Remember when the Android Gmail client first got the feature where you would drag the inbox or any list view down as if you were trying to scroll past the top of the page, and it would put a little colorful horizontal animation bar at the top of the screen while it checked for new messages, and then the messages would show up there?

This was brilliant. After all, when a list of messages is sorted with the newest on top, if you want to see an even newer message you'll naturally try to look at what's above the topmost message. There's no real difference between scrolling somewhere in the midst of the list and scrolling when you're already at the top: if you drag the list down, you want to see something newer than what is currently displayed.

Then Material Design came along and turned that unobtrusive animated bar at the top into a circle thing that follows you and spins as you drag down and then spins back when you let go. Unlike the animation bar which was displayed exactly where any new messages would appear, the circle jumps up and down saying "Look at me! Look at me!" In fact, the spinning circle obstructs your view of the messages in the list: "Don't look at those messages! I, the spinning circle, am much more important!" A far cry from the previous unobtrusive animated bar.

But even though the visual appearance became annoying, at least the gesture still did the right thing.

Part of what made this gesture work is the fact that it's non-destructive: Checking for new messages has no effect on the messages already in the list on your screen.

But then things went very wrong.

The Chrome team for Android saw this and said, "Wow! Dragging down is the new way to refresh. And it has such a cool animation. We'll make that gesture refresh in Chrome too!"

So try to scroll to the top of a page and you'll get the spinning circle unless you stop just in time. If you're a very fast thinker, you may see the circle and realize you can cancel that pending reload by dragging back up a bit. (Don't let go!)

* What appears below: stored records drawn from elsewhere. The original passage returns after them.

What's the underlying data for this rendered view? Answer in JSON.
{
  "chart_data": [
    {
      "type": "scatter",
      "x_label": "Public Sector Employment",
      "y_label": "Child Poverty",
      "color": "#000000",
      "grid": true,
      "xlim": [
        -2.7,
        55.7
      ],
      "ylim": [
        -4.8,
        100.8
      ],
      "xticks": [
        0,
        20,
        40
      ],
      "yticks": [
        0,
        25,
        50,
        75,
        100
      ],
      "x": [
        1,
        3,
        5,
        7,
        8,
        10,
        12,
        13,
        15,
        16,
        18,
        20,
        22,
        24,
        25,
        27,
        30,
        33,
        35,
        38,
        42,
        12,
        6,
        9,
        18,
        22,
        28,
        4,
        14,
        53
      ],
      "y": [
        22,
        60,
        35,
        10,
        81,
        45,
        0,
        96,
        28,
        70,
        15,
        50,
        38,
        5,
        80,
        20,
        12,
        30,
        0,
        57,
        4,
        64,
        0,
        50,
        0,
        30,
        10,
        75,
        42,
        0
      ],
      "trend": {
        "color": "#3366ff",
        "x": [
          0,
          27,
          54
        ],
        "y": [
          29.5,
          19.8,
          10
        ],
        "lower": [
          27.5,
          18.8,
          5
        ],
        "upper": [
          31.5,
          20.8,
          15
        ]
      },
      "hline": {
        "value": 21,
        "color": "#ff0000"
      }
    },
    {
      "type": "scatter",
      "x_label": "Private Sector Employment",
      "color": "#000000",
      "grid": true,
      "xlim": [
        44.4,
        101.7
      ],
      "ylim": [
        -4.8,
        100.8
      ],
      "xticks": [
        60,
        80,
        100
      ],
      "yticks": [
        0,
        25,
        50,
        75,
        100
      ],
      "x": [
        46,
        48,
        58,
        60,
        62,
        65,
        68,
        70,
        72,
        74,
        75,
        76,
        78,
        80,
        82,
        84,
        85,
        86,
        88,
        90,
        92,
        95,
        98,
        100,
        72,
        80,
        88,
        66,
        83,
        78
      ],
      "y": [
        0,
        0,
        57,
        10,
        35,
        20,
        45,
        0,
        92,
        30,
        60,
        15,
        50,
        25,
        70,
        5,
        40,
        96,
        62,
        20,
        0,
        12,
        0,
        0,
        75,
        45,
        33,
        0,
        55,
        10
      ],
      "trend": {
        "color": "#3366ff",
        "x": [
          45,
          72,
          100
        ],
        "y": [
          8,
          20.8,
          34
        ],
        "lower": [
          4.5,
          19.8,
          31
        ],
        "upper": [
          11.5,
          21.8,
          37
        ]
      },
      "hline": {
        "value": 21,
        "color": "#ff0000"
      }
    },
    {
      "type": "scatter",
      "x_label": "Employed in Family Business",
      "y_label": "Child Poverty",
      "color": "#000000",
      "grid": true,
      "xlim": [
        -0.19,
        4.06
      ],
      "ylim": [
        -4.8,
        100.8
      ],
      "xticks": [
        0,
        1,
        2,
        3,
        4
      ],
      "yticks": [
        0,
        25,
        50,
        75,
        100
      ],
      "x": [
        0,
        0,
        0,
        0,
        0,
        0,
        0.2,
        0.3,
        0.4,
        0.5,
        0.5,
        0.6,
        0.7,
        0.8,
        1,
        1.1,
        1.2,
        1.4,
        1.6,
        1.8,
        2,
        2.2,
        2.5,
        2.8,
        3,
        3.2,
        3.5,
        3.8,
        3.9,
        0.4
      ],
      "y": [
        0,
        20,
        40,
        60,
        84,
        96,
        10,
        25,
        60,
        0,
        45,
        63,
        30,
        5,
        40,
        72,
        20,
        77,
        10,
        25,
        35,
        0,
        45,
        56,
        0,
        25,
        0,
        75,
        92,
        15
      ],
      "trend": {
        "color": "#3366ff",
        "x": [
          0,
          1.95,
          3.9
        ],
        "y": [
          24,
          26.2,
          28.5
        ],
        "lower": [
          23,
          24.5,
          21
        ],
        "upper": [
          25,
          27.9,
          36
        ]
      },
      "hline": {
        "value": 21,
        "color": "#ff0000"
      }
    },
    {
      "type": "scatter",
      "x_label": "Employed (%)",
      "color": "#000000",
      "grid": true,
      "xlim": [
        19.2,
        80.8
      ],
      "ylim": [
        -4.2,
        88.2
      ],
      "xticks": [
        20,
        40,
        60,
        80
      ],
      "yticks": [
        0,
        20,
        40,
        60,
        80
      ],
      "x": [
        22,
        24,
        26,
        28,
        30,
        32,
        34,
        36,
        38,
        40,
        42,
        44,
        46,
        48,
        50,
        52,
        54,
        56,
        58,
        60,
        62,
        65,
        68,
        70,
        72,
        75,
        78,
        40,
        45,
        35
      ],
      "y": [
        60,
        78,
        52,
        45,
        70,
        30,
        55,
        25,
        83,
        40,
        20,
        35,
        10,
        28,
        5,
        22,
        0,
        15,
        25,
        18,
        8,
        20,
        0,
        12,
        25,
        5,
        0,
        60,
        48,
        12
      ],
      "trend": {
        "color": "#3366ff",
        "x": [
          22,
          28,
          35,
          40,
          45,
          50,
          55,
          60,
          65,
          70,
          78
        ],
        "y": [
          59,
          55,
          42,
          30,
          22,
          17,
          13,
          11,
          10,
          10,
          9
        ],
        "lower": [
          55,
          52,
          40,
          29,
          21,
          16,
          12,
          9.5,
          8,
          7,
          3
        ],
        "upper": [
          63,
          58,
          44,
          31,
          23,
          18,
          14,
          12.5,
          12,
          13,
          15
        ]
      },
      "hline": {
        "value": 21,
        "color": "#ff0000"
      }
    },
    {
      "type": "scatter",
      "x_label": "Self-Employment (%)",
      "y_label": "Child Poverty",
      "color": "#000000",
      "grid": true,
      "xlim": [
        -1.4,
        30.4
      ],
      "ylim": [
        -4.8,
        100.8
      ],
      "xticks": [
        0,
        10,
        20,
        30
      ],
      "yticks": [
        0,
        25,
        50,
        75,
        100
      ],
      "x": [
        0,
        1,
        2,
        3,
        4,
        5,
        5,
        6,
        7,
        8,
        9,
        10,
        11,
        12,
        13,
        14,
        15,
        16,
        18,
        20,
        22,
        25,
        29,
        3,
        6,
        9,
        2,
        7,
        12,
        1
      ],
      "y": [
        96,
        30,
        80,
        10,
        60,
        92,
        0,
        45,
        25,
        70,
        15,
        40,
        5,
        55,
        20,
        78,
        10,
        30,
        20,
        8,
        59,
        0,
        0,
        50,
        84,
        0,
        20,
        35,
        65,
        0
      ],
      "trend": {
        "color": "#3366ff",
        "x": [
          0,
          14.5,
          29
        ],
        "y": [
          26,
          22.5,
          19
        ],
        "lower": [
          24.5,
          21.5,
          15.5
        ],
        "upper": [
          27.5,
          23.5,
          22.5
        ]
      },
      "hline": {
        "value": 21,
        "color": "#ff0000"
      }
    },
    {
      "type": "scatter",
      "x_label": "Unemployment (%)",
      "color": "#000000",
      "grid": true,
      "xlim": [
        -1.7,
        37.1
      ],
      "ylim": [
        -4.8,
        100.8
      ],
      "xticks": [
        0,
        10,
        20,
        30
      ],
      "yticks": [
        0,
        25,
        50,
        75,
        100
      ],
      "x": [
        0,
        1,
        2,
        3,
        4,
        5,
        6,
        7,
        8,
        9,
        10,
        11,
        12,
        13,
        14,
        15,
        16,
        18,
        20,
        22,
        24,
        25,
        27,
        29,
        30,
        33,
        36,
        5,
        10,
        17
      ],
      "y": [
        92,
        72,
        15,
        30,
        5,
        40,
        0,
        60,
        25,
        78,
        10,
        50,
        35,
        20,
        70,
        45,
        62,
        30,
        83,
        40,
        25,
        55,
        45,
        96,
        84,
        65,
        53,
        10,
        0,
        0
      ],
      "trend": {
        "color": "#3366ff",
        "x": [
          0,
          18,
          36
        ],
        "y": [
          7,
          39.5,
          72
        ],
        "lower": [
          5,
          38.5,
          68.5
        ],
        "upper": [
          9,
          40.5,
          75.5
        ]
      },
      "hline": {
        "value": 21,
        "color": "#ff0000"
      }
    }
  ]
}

This is pure stupidity. Reloading a web page is a destructive operation. You may end up with a whole new version of a dynamically generated page. It may blank out the entire page if it can't connect.

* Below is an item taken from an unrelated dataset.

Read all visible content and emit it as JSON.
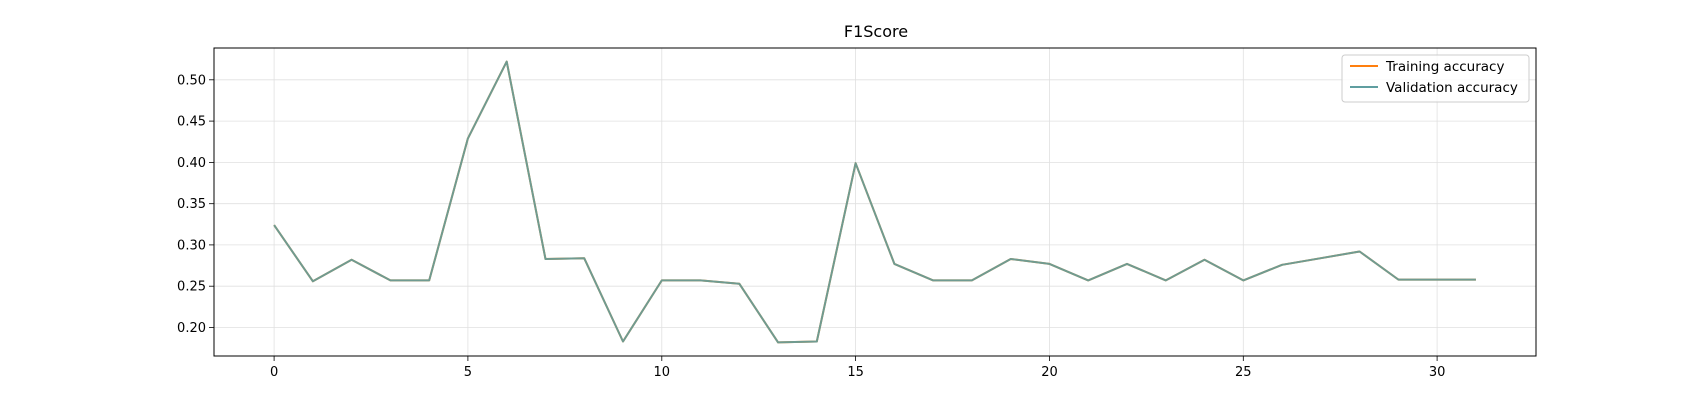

This doesn't in any way resemble the nondestructive act of checking for new messages at the top of a Gmail list. It's something you're very likely to do by mistake - I've done it hundreds of times since this change rolled out.

Refreshing a web page should be something you explicitly request, not something that happens to you when you were just trying to scroll to the top of the page and accidentally dragged a little too far.

This chasing of fads is why I am fed up with Design.

1 comments

You got the refresh / circle only if you scroll when you're already at the top of the page though.